The use of iambic pentameter ensures that there will be a beat which, in this passage, imitates a heart beating. Enobarbus is clearly in love with Cleopatra and as he describes her you can feel his beating heart.
Shakespeare always uses iambic pentameter as he found, early in his writing career, that it allowed him to create rhythms, both strong and subtle, and also to imitate the rhythms of natural speech. In this passage he goes further than he usually does by giving some lines an extra syllable and, in one line, “The winds were love-sick with them; the oars were silver,” several more. Those extra syllables are unstressed, and so instead of ending a line on a strong masculine emphasis on the last word – ‘throne,’ ‘gold,’ ‘lie,’ ‘cool,’ etc. they end with an unstressed, feminine, ending – fas/ter,’ ‘tis/sue,’ ‘her,’ ‘per/son.’

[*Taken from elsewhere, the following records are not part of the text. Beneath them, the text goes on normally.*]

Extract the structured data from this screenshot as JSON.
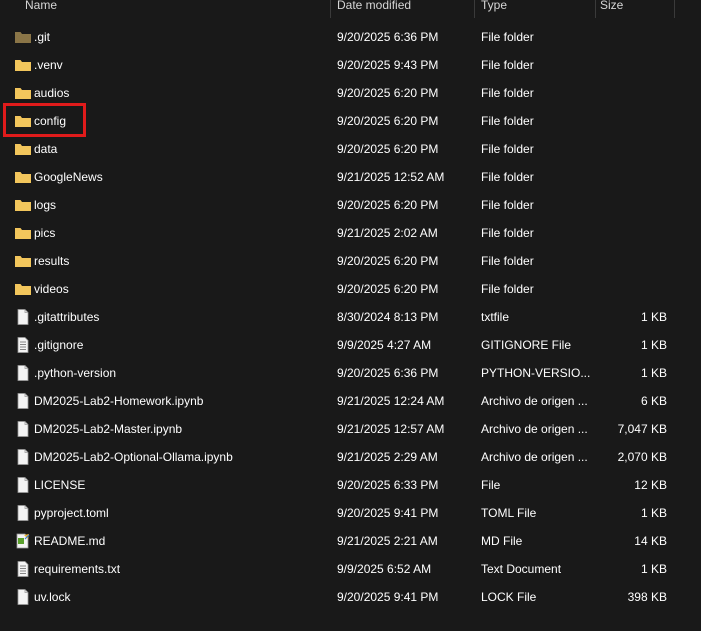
{
  "header": {
    "name": "Name",
    "date_modified": "Date modified",
    "type": "Type",
    "size": "Size"
  },
  "files": [
    {
      "name": ".git",
      "date": "9/20/2025 6:36 PM",
      "type": "File folder",
      "size": "",
      "icon": "folder-icon",
      "hidden": true
    },
    {
      "name": ".venv",
      "date": "9/20/2025 9:43 PM",
      "type": "File folder",
      "size": "",
      "icon": "folder-icon"
    },
    {
      "name": "audios",
      "date": "9/20/2025 6:20 PM",
      "type": "File folder",
      "size": "",
      "icon": "folder-icon"
    },
    {
      "name": "config",
      "date": "9/20/2025 6:20 PM",
      "type": "File folder",
      "size": "",
      "icon": "folder-icon",
      "highlighted": true
    },
    {
      "name": "data",
      "date": "9/20/2025 6:20 PM",
      "type": "File folder",
      "size": "",
      "icon": "folder-icon"
    },
    {
      "name": "GoogleNews",
      "date": "9/21/2025 12:52 AM",
      "type": "File folder",
      "size": "",
      "icon": "folder-icon"
    },
    {
      "name": "logs",
      "date": "9/20/2025 6:20 PM",
      "type": "File folder",
      "size": "",
      "icon": "folder-icon"
    },
    {
      "name": "pics",
      "date": "9/21/2025 2:02 AM",
      "type": "File folder",
      "size": "",
      "icon": "folder-icon"
    },
    {
      "name": "results",
      "date": "9/20/2025 6:20 PM",
      "type": "File folder",
      "size": "",
      "icon": "folder-icon"
    },
    {
      "name": "videos",
      "date": "9/20/2025 6:20 PM",
      "type": "File folder",
      "size": "",
      "icon": "folder-icon"
    },
    {
      "name": ".gitattributes",
      "date": "8/30/2024 8:13 PM",
      "type": "txtfile",
      "size": "1 KB",
      "icon": "blank-file-icon"
    },
    {
      "name": ".gitignore",
      "date": "9/9/2025 4:27 AM",
      "type": "GITIGNORE File",
      "size": "1 KB",
      "icon": "text-file-icon"
    },
    {
      "name": ".python-version",
      "date": "9/20/2025 6:36 PM",
      "type": "PYTHON-VERSIO...",
      "size": "1 KB",
      "icon": "blank-file-icon"
    },
    {
      "name": "DM2025-Lab2-Homework.ipynb",
      "date": "9/21/2025 12:24 AM",
      "type": "Archivo de origen ...",
      "size": "6 KB",
      "icon": "blank-file-icon"
    },
    {
      "name": "DM2025-Lab2-Master.ipynb",
      "date": "9/21/2025 12:57 AM",
      "type": "Archivo de origen ...",
      "size": "7,047 KB",
      "icon": "blank-file-icon"
    },
    {
      "name": "DM2025-Lab2-Optional-Ollama.ipynb",
      "date": "9/21/2025 2:29 AM",
      "type": "Archivo de origen ...",
      "size": "2,070 KB",
      "icon": "blank-file-icon"
    },
    {
      "name": "LICENSE",
      "date": "9/20/2025 6:33 PM",
      "type": "File",
      "size": "12 KB",
      "icon": "blank-file-icon"
    },
    {
      "name": "pyproject.toml",
      "date": "9/20/2025 9:41 PM",
      "type": "TOML File",
      "size": "1 KB",
      "icon": "blank-file-icon"
    },
    {
      "name": "README.md",
      "date": "9/21/2025 2:21 AM",
      "type": "MD File",
      "size": "14 KB",
      "icon": "markdown-file-icon"
    },
    {
      "name": "requirements.txt",
      "date": "9/9/2025 6:52 AM",
      "type": "Text Document",
      "size": "1 KB",
      "icon": "text-file-icon"
    },
    {
      "name": "uv.lock",
      "date": "9/20/2025 9:41 PM",
      "type": "LOCK File",
      "size": "398 KB",
      "icon": "blank-file-icon"
    }
  ],
  "colors": {
    "background": "#191919",
    "folder": "#f2c55c",
    "folder_hidden": "#8a7648",
    "highlight": "#e01b1b"
  }
}
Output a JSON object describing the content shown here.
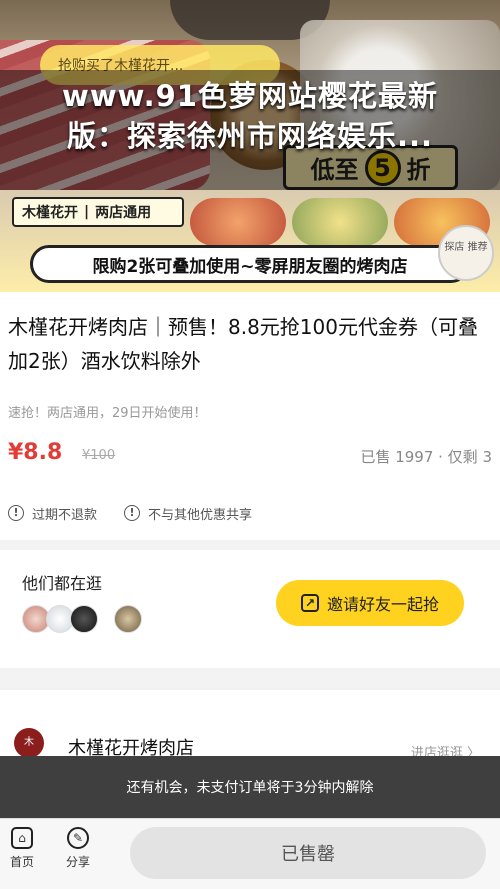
{
  "overlay": {
    "title_line1": "www.91色萝网站樱花最新",
    "title_line2": "版：探索徐州市网络娱乐..."
  },
  "hero": {
    "ticker": "抢购买了木槿花开...",
    "discount_prefix": "低至",
    "discount_number": "5",
    "discount_suffix": "折",
    "brand_name": "木槿花开",
    "brand_scope": "两店通用",
    "slogan": "限购2张可叠加使用~零屏朋友圈的烤肉店",
    "stamp_text": "探店 推荐"
  },
  "product": {
    "title": "木槿花开烤肉店｜预售！8.8元抢100元代金券（可叠加2张）酒水饮料除外",
    "subtitle": "速抢！两店通用，29日开始使用！",
    "price": "¥8.8",
    "original_price": "¥100",
    "sold_info": "已售 1997 · 仅剩 3",
    "policy_1": "过期不退款",
    "policy_2": "不与其他优惠共享"
  },
  "social": {
    "label": "他们都在逛",
    "invite_button": "邀请好友一起抢"
  },
  "shop": {
    "name": "木槿花开烤肉店",
    "enter_link": "进店逛逛 〉"
  },
  "toast": {
    "text": "还有机会，未支付订单将于3分钟内解除"
  },
  "bottom": {
    "home_label": "首页",
    "share_label": "分享",
    "soldout_label": "已售罄"
  }
}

All that verse making renders the two passages like night and day.
But is Shakespeare’s passage plagiarism?
If he had done that today, he might have been sued by North and a judge may well have looked at the two and judged them to be virtually the same. Shakespeare would then have been made to pay damages.
So what do you think? Was Shakespeare a plagiarist? We regard plagiarism as the worst kind of literary crime. If you think he was, do you forgive him?